The first consignment of some 1,020,000-coronavirus vaccine arrived in Kenya on Tuesday night.
The Oxford-AstraZeneca vaccines were shipped from the Serum Institute of India (SII). This is the first batch of the 4.1 million doses expected. Ultimately Kenya will import 24 million doses.
Health Cabinet Secretary Mutahi Kagwe said Kenya had been fighting the Covid-19 war with rubber bullets, but with the vaccine, it now has the equivalent of machine guns.
“It’s truly a great day for Kenya. We now have the equivalent of a bazooka or a machine gun in our fight against the virus,” Health CS Mutahi Kagwe said.
He further noted that the war was not over and that Kenya was still in the middle of a pandemic.
The CS was flanked by Transport CS James Macharia and World Health Organization representative Rudi Eggers.
The Qatar Airways plane flight QR1341 ferrying the vaccines touched down at 11.50pm.
Mr. Kagwe said healthcare workers will be the first to receive the Oxford-Astrazeneca vaccine, which is best suited for Africa.
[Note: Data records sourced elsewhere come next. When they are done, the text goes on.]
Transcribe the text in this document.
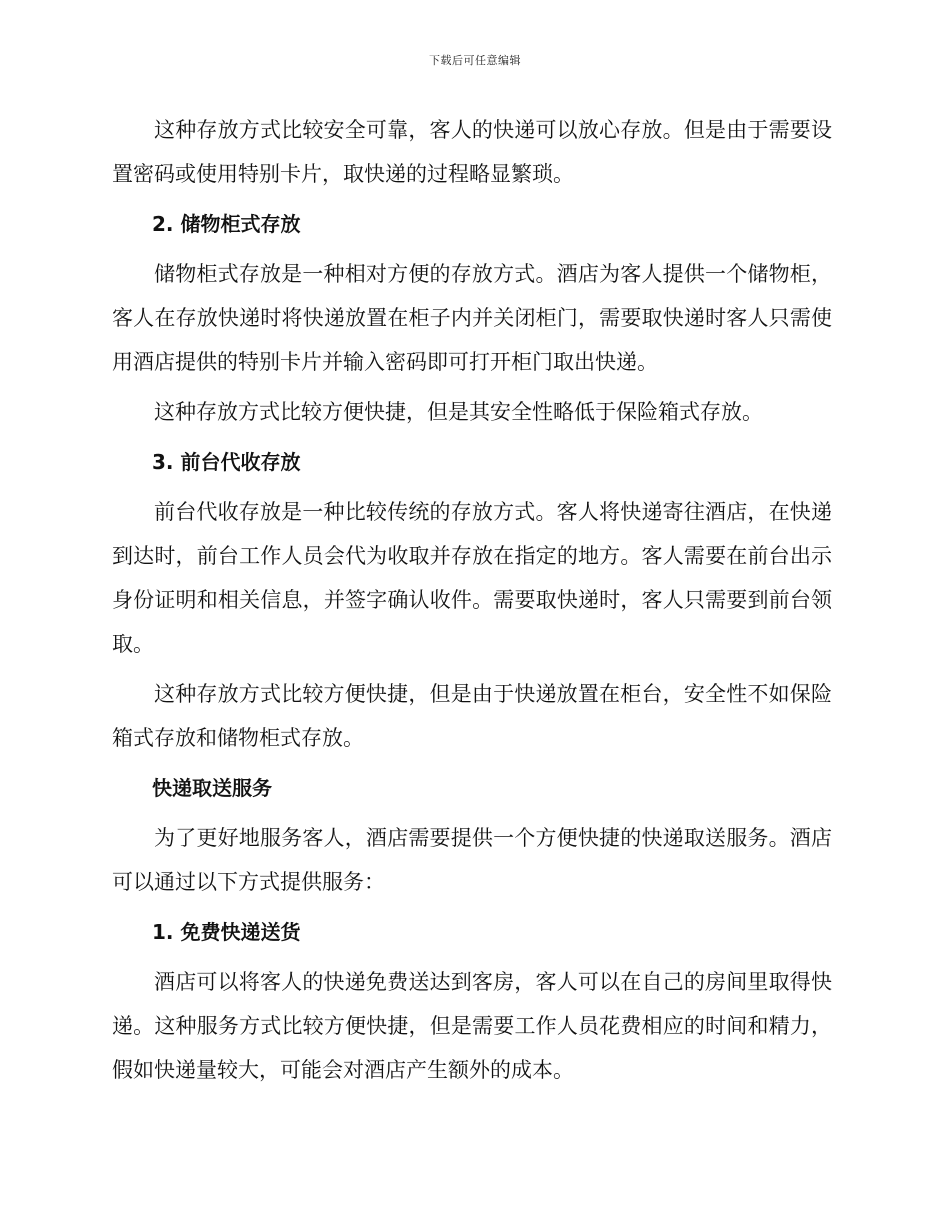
下载后可任意编辑

这种存放方式比较安全可靠，客人的快递可以放心存放。但是由于需要设置密码或使用特别卡片，取快递的过程略显繁琐。

2. 储物柜式存放

储物柜式存放是一种相对方便的存放方式。酒店为客人提供一个储物柜，客人在存放快递时将快递放置在柜子内并关闭柜门，需要取快递时客人只需使用酒店提供的特别卡片并输入密码即可打开柜门取出快递。

这种存放方式比较方便快捷，但是其安全性略低于保险箱式存放。

3. 前台代收存放

前台代收存放是一种比较传统的存放方式。客人将快递寄往酒店，在快递到达时，前台工作人员会代为收取并存放在指定的地方。客人需要在前台出示身份证明和相关信息，并签字确认收件。需要取快递时，客人只需要到前台领取。

这种存放方式比较方便快捷，但是由于快递放置在柜台，安全性不如保险箱式存放和储物柜式存放。

快递取送服务

为了更好地服务客人，酒店需要提供一个方便快捷的快递取送服务。酒店可以通过以下方式提供服务：

1. 免费快递送货

酒店可以将客人的快递免费送达到客房，客人可以在自己的房间里取得快递。这种服务方式比较方便快捷，但是需要工作人员花费相应的时间和精力，假如快递量较大，可能会对酒店产生额外的成本。
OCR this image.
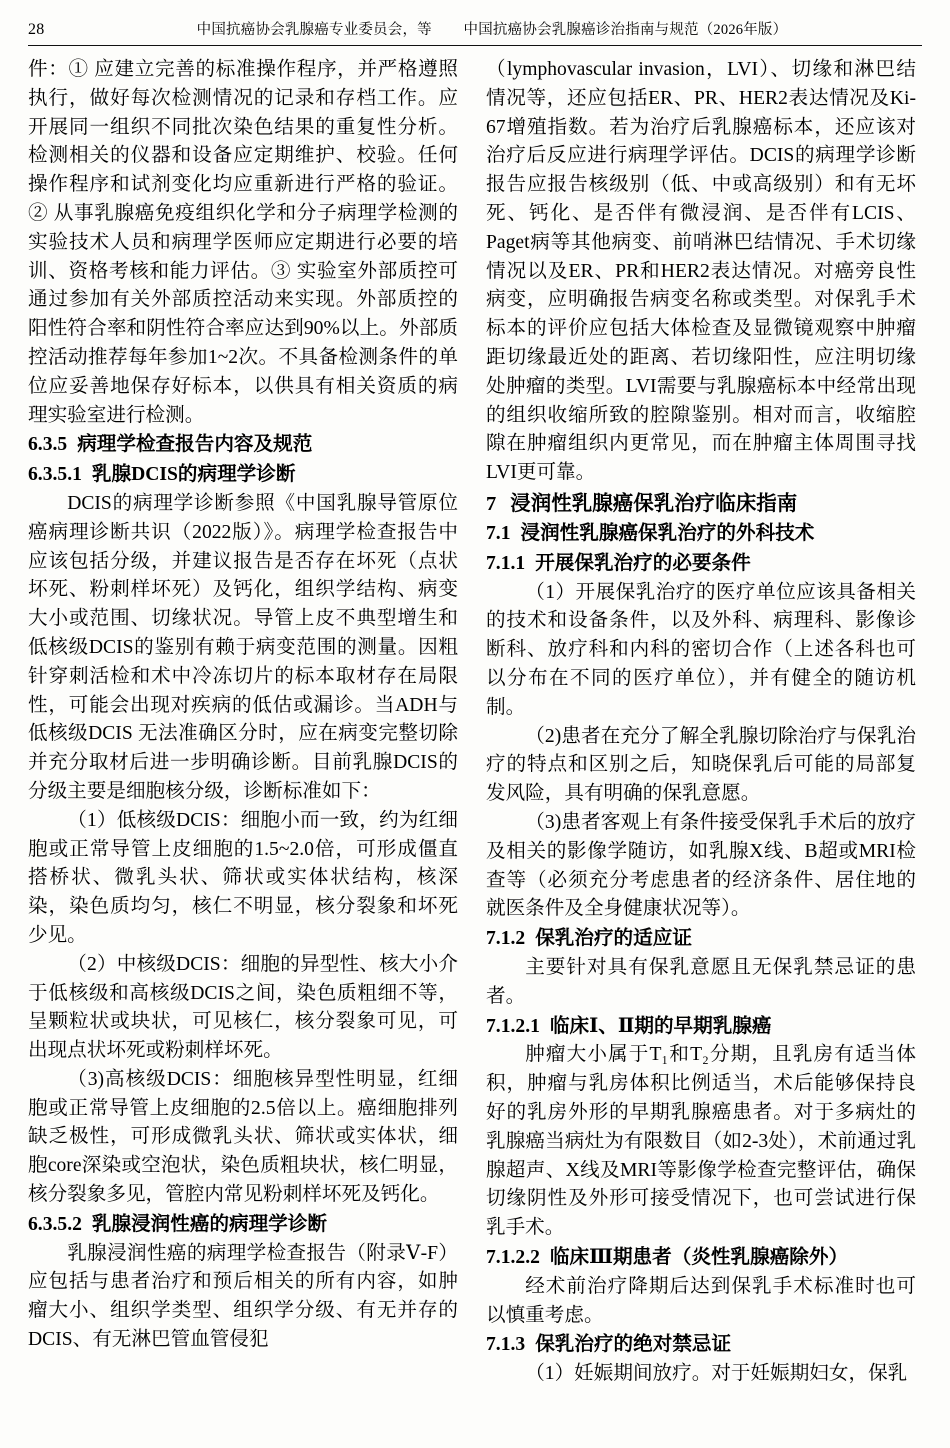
28	中国抗癌协会乳腺癌专业委员会，等 中国抗癌协会乳腺癌诊治指南与规范（2026年版）

件：① 应建立完善的标准操作程序，并严格遵照执行，做好每次检测情况的记录和存档工作。应开展同一组织不同批次染色结果的重复性分析。检测相关的仪器和设备应定期维护、校验。任何操作程序和试剂变化均应重新进行严格的验证。② 从事乳腺癌免疫组织化学和分子病理学检测的实验技术人员和病理学医师应定期进行必要的培训、资格考核和能力评估。③ 实验室外部质控可通过参加有关外部质控活动来实现。外部质控的阳性符合率和阴性符合率应达到90%以上。外部质控活动推荐每年参加1~2次。不具备检测条件的单位应妥善地保存好标本，以供具有相关资质的病理实验室进行检测。

6.3.5 病理学检查报告内容及规范

6.3.5.1 乳腺DCIS的病理学诊断

DCIS的病理学诊断参照《中国乳腺导管原位癌病理诊断共识（2022版）》。病理学检查报告中应该包括分级，并建议报告是否存在坏死（点状坏死、粉刺样坏死）及钙化，组织学结构、病变大小或范围、切缘状况。导管上皮不典型增生和低核级DCIS的鉴别有赖于病变范围的测量。因粗针穿刺活检和术中冷冻切片的标本取材存在局限性，可能会出现对疾病的低估或漏诊。当ADH与低核级DCIS 无法准确区分时，应在病变完整切除并充分取材后进一步明确诊断。目前乳腺DCIS的分级主要是细胞核分级，诊断标准如下：

（1）低核级DCIS：细胞小而一致，约为红细胞或正常导管上皮细胞的1.5~2.0倍，可形成僵直搭桥状、微乳头状、筛状或实体状结构，核深染，染色质均匀，核仁不明显，核分裂象和坏死少见。

（2）中核级DCIS：细胞的异型性、核大小介于低核级和高核级DCIS之间，染色质粗细不等，呈颗粒状或块状，可见核仁，核分裂象可见，可出现点状坏死或粉刺样坏死。

（3)高核级DCIS：细胞核异型性明显，红细胞或正常导管上皮细胞的2.5倍以上。癌细胞排列缺乏极性，可形成微乳头状、筛状或实体状，细胞core深染或空泡状，染色质粗块状，核仁明显，核分裂象多见，管腔内常见粉刺样坏死及钙化。

6.3.5.2 乳腺浸润性癌的病理学诊断

乳腺浸润性癌的病理学检查报告（附录Ⅴ-F）应包括与患者治疗和预后相关的所有内容，如肿瘤大小、组织学类型、组织学分级、有无并存的DCIS、有无淋巴管血管侵犯

（lymphovascular invasion，LVI）、切缘和淋巴结情况等，还应包括ER、PR、HER2表达情况及Ki-67增殖指数。若为治疗后乳腺癌标本，还应该对治疗后反应进行病理学评估。DCIS的病理学诊断报告应报告核级别（低、中或高级别）和有无坏死、钙化、是否伴有微浸润、是否伴有LCIS、Paget病等其他病变、前哨淋巴结情况、手术切缘情况以及ER、PR和HER2表达情况。对癌旁良性病变，应明确报告病变名称或类型。对保乳手术标本的评价应包括大体检查及显微镜观察中肿瘤距切缘最近处的距离、若切缘阳性，应注明切缘处肿瘤的类型。LVI需要与乳腺癌标本中经常出现的组织收缩所致的腔隙鉴别。相对而言，收缩腔隙在肿瘤组织内更常见，而在肿瘤主体周围寻找LVI更可靠。

7 浸润性乳腺癌保乳治疗临床指南

7.1 浸润性乳腺癌保乳治疗的外科技术

7.1.1 开展保乳治疗的必要条件

（1）开展保乳治疗的医疗单位应该具备相关的技术和设备条件，以及外科、病理科、影像诊断科、放疗科和内科的密切合作（上述各科也可以分布在不同的医疗单位），并有健全的随访机制。

（2)患者在充分了解全乳腺切除治疗与保乳治疗的特点和区别之后，知晓保乳后可能的局部复发风险，具有明确的保乳意愿。

（3)患者客观上有条件接受保乳手术后的放疗及相关的影像学随访，如乳腺X线、B超或MRI检查等（必须充分考虑患者的经济条件、居住地的就医条件及全身健康状况等）。

7.1.2 保乳治疗的适应证

主要针对具有保乳意愿且无保乳禁忌证的患者。

7.1.2.1 临床Ⅰ、Ⅱ期的早期乳腺癌

肿瘤大小属于T₁和T₂分期，且乳房有适当体积，肿瘤与乳房体积比例适当，术后能够保持良好的乳房外形的早期乳腺癌患者。对于多病灶的乳腺癌当病灶为有限数目（如2-3处），术前通过乳腺超声、X线及MRI等影像学检查完整评估，确保切缘阴性及外形可接受情况下，也可尝试进行保乳手术。

7.1.2.2 临床Ⅲ期患者（炎性乳腺癌除外）

经术前治疗降期后达到保乳手术标准时也可以慎重考虑。

7.1.3 保乳治疗的绝对禁忌证

（1）妊娠期间放疗。对于妊娠期妇女，保乳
“Healthcare workers and other frontline workers in 47 counties will receive the vaccine in the county referral hospitals,” said Kagwe.
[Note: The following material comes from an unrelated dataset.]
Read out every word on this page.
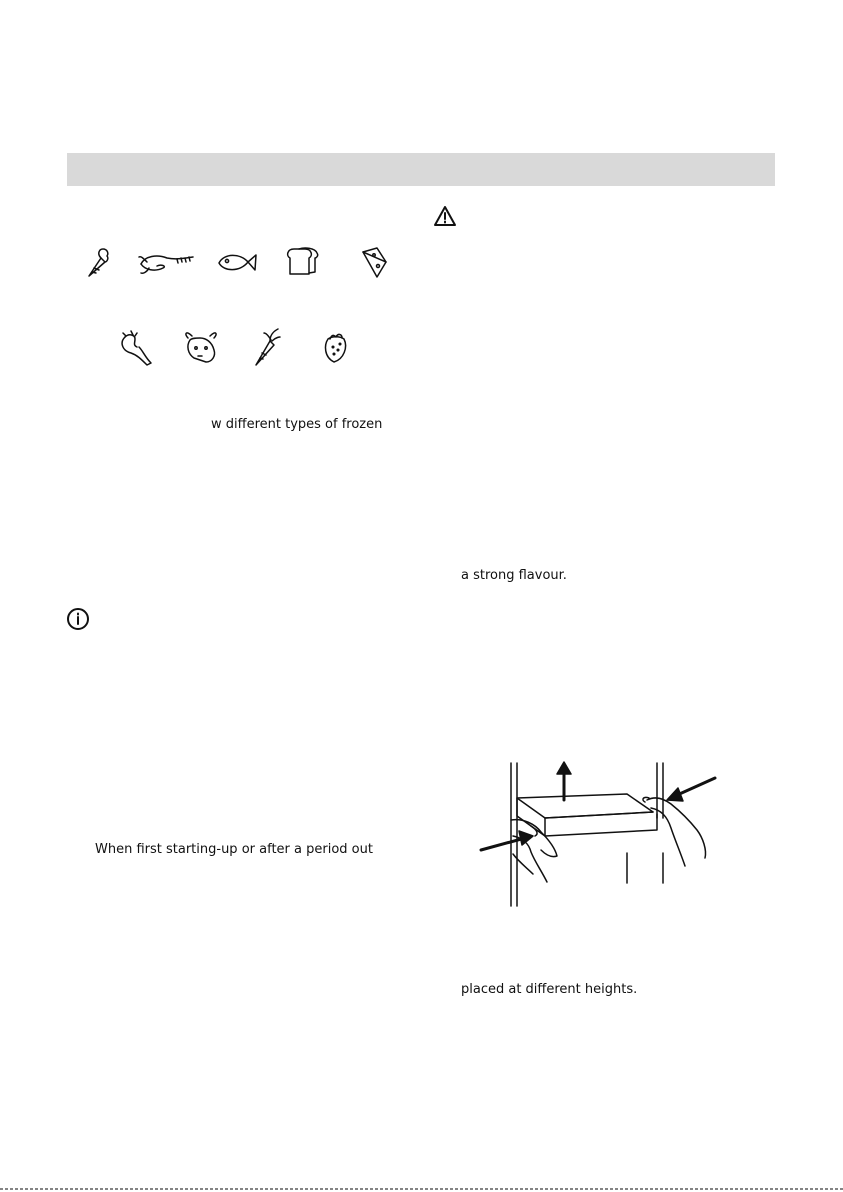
w different types of frozen
a strong flavour.
When first starting-up or after a period out
placed at different heights.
The vaccines will be stored in Kitengela before being distributed across the country.
This will be part of the first phase of the Covid-19 vaccination drive which is set to start on Friday.
Kenya has recorded 106,470 coronavirus cases since March 2020 when the first case was reported in Kenya. Fatalities stand at 1,863.
The government will spend about Sh933.2 million in Phase I of the vaccination programme. A huge amount of the money (Sh592.6 million) will be used to store, distribute, clear, procure vaccines and injecting devices.
The vaccine is made from a weakened (attenuated) version of a common cold virus (known as an adenovirus) from chimpanzees. It has been modified to look more like coronavirus, although it cannot cause illness.
No one given the vaccine in trials developed severe coronavirus or needed hospital treatment.
The vaccine can be stored in a normal fridge with temperatures of between two and eight degrees, making it much easier to distribute.
The vaccine has a mild side effects and is recommended in two doses (0.5ml). The WHO recommends an interval of eight to 12 weeks between the doses.
Some of the side effect that may affect more than one in 10 people
include sore arm, headache, chills, tiredness, fever, dizziness, and weakness.
The side effects last for a few days and one gets better within days.